При свете костра старик еще долго рассматривал ребенка и что-то прикидывал в уме. Потом заморгал глазами, выпустил из уголка рта порцию дыма и тихо сказал:
— Назовем его… Старшина Чайка.
Может быть, у других это странное имя вызвало бы недоумение, но не у людей кочевого стойбища Рын, где уже давно детям давались необычные имена: Сапер Женя, Разведчик Семенов, Каптенармус Лагути, где подрастал пятилетний Майор Тоидзе и учился ходить годовалый Телефонист Ян. Да и саму мать новорожденного звали не просто Сима, а Санинструктор Сима. Список жителей стойбища напоминал список роты. Потому что, вернувшись с войны, бывший разведчик Алтых давал новорожденным стойбища имена своих товарищей, погибших в бою. Разведчик Федя, Пулеметчик Петро, Старшина Чайка.
— Очень красивое имя, — сказал отец, как этого требовала вежливость.
— Очень красивое имя, — подтвердила мать, стараясь уловить в звучании имени нотки, которые со временем сделают его родным.
А старый Алтых не сводил глаз с мальчика, и нежная, упрямо вздернутая губа малыша напоминала ему такую же — только грубую и потрескавшуюся.
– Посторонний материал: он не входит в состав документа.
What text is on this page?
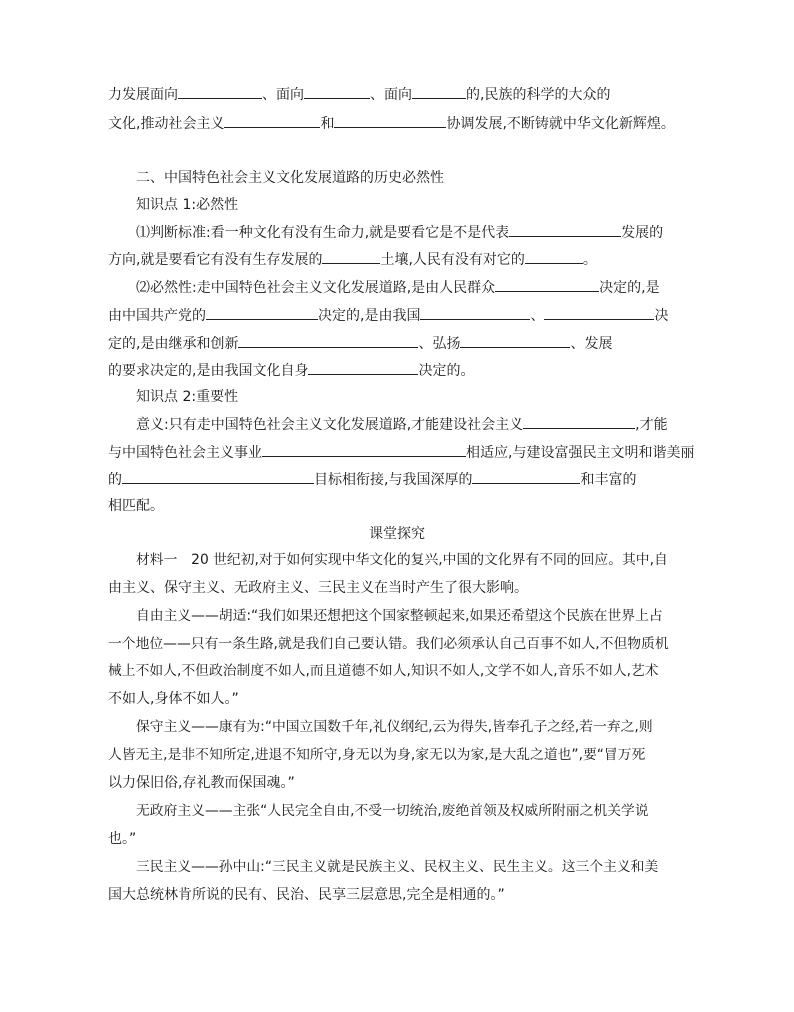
力发展面向	、面向	、面向	的,民族的科学的大众的
文化,推动社会主义	和	协调发展,不断铸就中华文化新辉煌。
二、中国特色社会主义文化发展道路的历史必然性
知识点 1:必然性
⑴判断标准:看一种文化有没有生命力,就是要看它是不是代表	发展的
方向,就是要看它有没有生存发展的	土壤,人民有没有对它的	。
⑵必然性:走中国特色社会主义文化发展道路,是由人民群众	决定的,是
由中国共产党的	决定的,是由我国	、	决
定的,是由继承和创新	、弘扬	、发展
的要求决定的,是由我国文化自身	决定的。
知识点 2:重要性
意义:只有走中国特色社会主义文化发展道路,才能建设社会主义	,才能
与中国特色社会主义事业	相适应,与建设富强民主文明和谐美丽
的	目标相衔接,与我国深厚的	和丰富的
相匹配。
课堂探究
材料一　20 世纪初,对于如何实现中华文化的复兴,中国的文化界有不同的回应。其中,自
由主义、保守主义、无政府主义、三民主义在当时产生了很大影响。
自由主义——胡适:“我们如果还想把这个国家整顿起来,如果还希望这个民族在世界上占
一个地位——只有一条生路,就是我们自己要认错。我们必须承认自己百事不如人,不但物质机
械上不如人,不但政治制度不如人,而且道德不如人,知识不如人,文学不如人,音乐不如人,艺术
不如人,身体不如人。”
保守主义——康有为:“中国立国数千年,礼仪纲纪,云为得失,皆奉孔子之经,若一弃之,则
人皆无主,是非不知所定,进退不知所守,身无以为身,家无以为家,是大乱之道也”,要“冒万死
以力保旧俗,存礼教而保国魂。”
无政府主义——主张“人民完全自由,不受一切统治,废绝首领及权威所附丽之机关学说
也。”
三民主义——孙中山:“三民主义就是民族主义、民权主义、民生主义。这三个主义和美
国大总统林肯所说的民有、民治、民享三层意思,完全是相通的。”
И в памяти возникал здоровый, заросший бородой старшина, который тащил на себе его, Алтыха, раненного в разведке осколком мины. Старшина выбивался из сил. Кряхтел. Ругался. Облизывал запекшуюся губу. И тащил. И мутные звезды плыли над запрокинутой головой Алтыха… Теперь он держал на руках Старшину Чайку — маленького, легкого, заново возвращенного к жизни. И, стало быть, бессмертного.